Exercise - Retrieve an access token by using MSAL

  • 10 minutes

Now it's time to build something by using all the concepts you've learned up to this point.

In this exercise, you'll set up your own application. The application will call Microsoft Graph to get a signed-in user's profile information.

Set up the app

This exercise gets you started with running an application that signs in a user to Microsoft Entra ID and makes a call to Microsoft Graph. You'll access a GitHub repository and then configure the application to run locally on your machine.

  1. Open a console on your computer and go to the folder where you want to save the app.

  2. To get the source code, visit the GitHub repository and choose one of the following options:

    • If you use Git, clone the project by using the git clone command:

      git clone https://github.com/MicrosoftDocs/mslearn-retrieve-m365-data-with-msgraph-quickstart.git

    • If you don't use Git, select the Code button followed by Download ZIP. Extract the *.zip file to your machine.

  3. Open the downloaded or cloned project's root folder, mslearn-retrieve-m365-data-with-msgraph-quickstart, in your favorite editor.

    The application contains the following files:

    • index.html: Defines the user interface that appears to a user when they access the website. It loads the Microsoft Authentication Library (MSAL) script and custom application scripts, provides a way for a user to sign in, and displays the user's name after they sign in.
    • auth.js: Defines the MSAL configuration to associate the application with Microsoft Entra ID, signs in a user to the application, and handles retrieving an access token that Microsoft Graph can use.
    • graph.js: Calls in to Microsoft 365 to access the signed-in /me profile. It relies on auth.js to retrieve the access token that's used for the Microsoft Graph API call.
    • ui.js: Handles user interface elements defined in index.html.

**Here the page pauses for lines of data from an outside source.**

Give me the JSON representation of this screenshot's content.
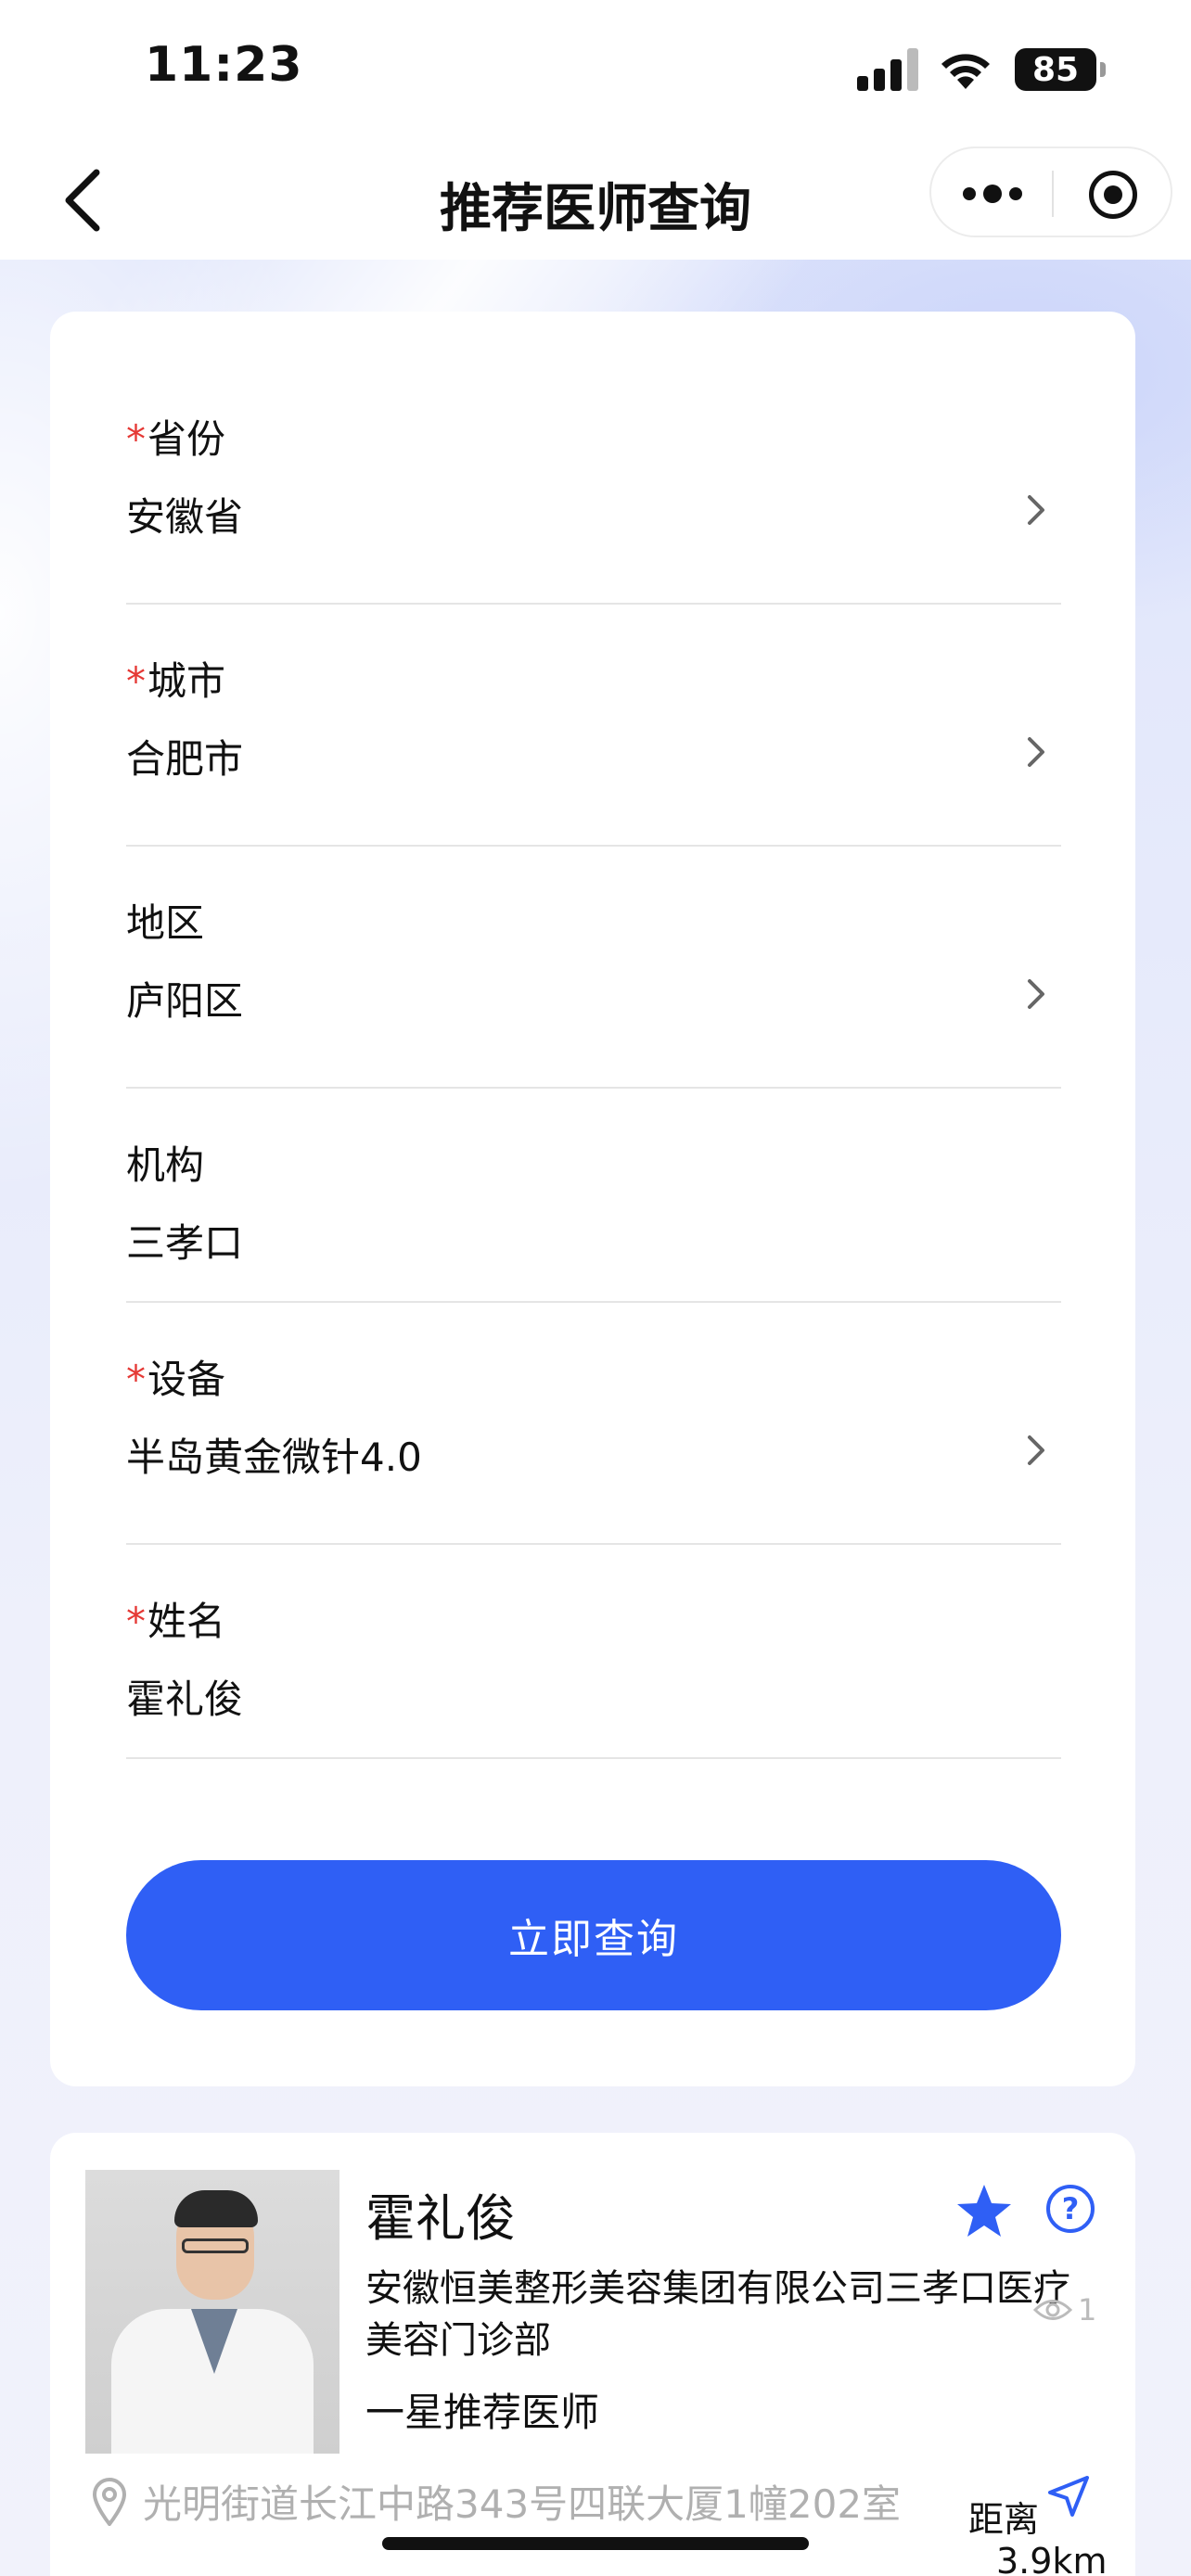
{
  "status_bar": {
    "time": "11:23",
    "battery": "85"
  },
  "nav": {
    "title": "推荐医师查询"
  },
  "form": {
    "fields": [
      {
        "label": "省份",
        "required": true,
        "value": "安徽省",
        "has_chevron": true
      },
      {
        "label": "城市",
        "required": true,
        "value": "合肥市",
        "has_chevron": true
      },
      {
        "label": "地区",
        "required": false,
        "value": "庐阳区",
        "has_chevron": true
      },
      {
        "label": "机构",
        "required": false,
        "value": "三孝口",
        "has_chevron": false
      },
      {
        "label": "设备",
        "required": true,
        "value": "半岛黄金微针4.0",
        "has_chevron": true
      },
      {
        "label": "姓名",
        "required": true,
        "value": "霍礼俊",
        "has_chevron": false
      }
    ],
    "required_mark": "*",
    "submit_label": "立即查询"
  },
  "result": {
    "name": "霍礼俊",
    "organization": "安徽恒美整形美容集团有限公司三孝口医疗美容门诊部",
    "views": "1",
    "level": "一星推荐医师",
    "address": "光明街道长江中路343号四联大厦1幢202室",
    "distance_label": "距离",
    "distance_value": "3.9km",
    "help_symbol": "?"
  },
  "colors": {
    "accent": "#2f5ff5",
    "required": "#e53935",
    "muted": "#b0b0b0"
  },
  "icons": [
    "back-icon",
    "more-icon",
    "target-icon",
    "chevron-right-icon",
    "star-icon",
    "help-icon",
    "eye-icon",
    "location-pin-icon",
    "navigation-arrow-icon"
  ]
}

  4. Open the auth.js file and find the constant msalConfig:

    const msalConfig = {
    auth: { .. }
}

  5. Replace the value of the clientId property with the copied Application (client) ID value from the Microsoft Entra application (spa-aad-app) that you registered earlier. You can get this value from the overview page of the Microsoft Entra application (spa-aad-app).

  6. In the same auth.js file, find the msalConfig.auth.authority property. Replace the <your directory ID here> value with the Directory (tenant) ID value of the Microsoft Entra application (spa-aad-app) that you registered earlier. You can get this value from the overview page of the Microsoft Entra application (spa-aad-app).

    The msalConfig constant should look similar to the following code, with the unique ID's from your Microsoft Entra tenant and registered application:

    const msalConfig = {
  auth: {
    clientId: 'b1a37248-53b5-430c-b946-ef83521af70c',
    authority: 'https://login.microsoftonline.com/b930540b-a147-45bb-8f24-bfbed091aa25',
    redirectUri: 'http://localhost:8080'
  }
};

  7. Now that you've added the appropriate Microsoft Entra IDs into auth.js, take a moment to explore the code in the file. Notice that it contains the following functions:

    • signIn(): Signs in the user.
    • getToken(): Handles getting an access token that Microsoft Graph can use.

  8. Open the graph.js file and note that it grabs an access token, calls the Microsoft Graph /me API, and selects the user's ID and displayName values. Notice how the access token is retrieved and added to the authorization header that's sent with the request to /me.

  9. Finally, open ui.js and take a moment to explore the displayUI() function. It's responsible for showing and hiding elements in index.html and displaying the user's name after they sign in.

Run the app

For this procedure, make sure you have Node.js installed on your machine.

It's time to see your application run locally.

  1. In the console, go to the project folder where the source code is located.

  2. Run the following script on the command line. The script will start your app locally and open http://localhost:8080 in the browser.

    npm start

  3. If the app is configured correctly, a sign in button appears.

    Screenshot of the sign in button.

  4. Sign in by using an account in the same Microsoft 365 developer tenant that you used a previous unit when you registered the Microsoft Entra application.

  5. After you successfully sign in, you're prompted to give consent.

    Screenshot of the consent page.

  6. Select Accept to give consent for the application to do operations on behalf of the user.

  7. After you've consented, the application tries to get an access token by using the validated account information. The MSAL library handles this for you.

  8. After the token returns to the application, a GET request is made to the Microsoft Graph /me endpoint and the access token is passed in the authorization header. The call to /me then retrieves the data securely from the service.

  9. After the response is received from Microsoft Graph, the name of the signed-in user appears in the browser.

    Screenshot of the welcome message.

You've successfully built an application that uses Microsoft Graph to retrieve Microsoft 365 data!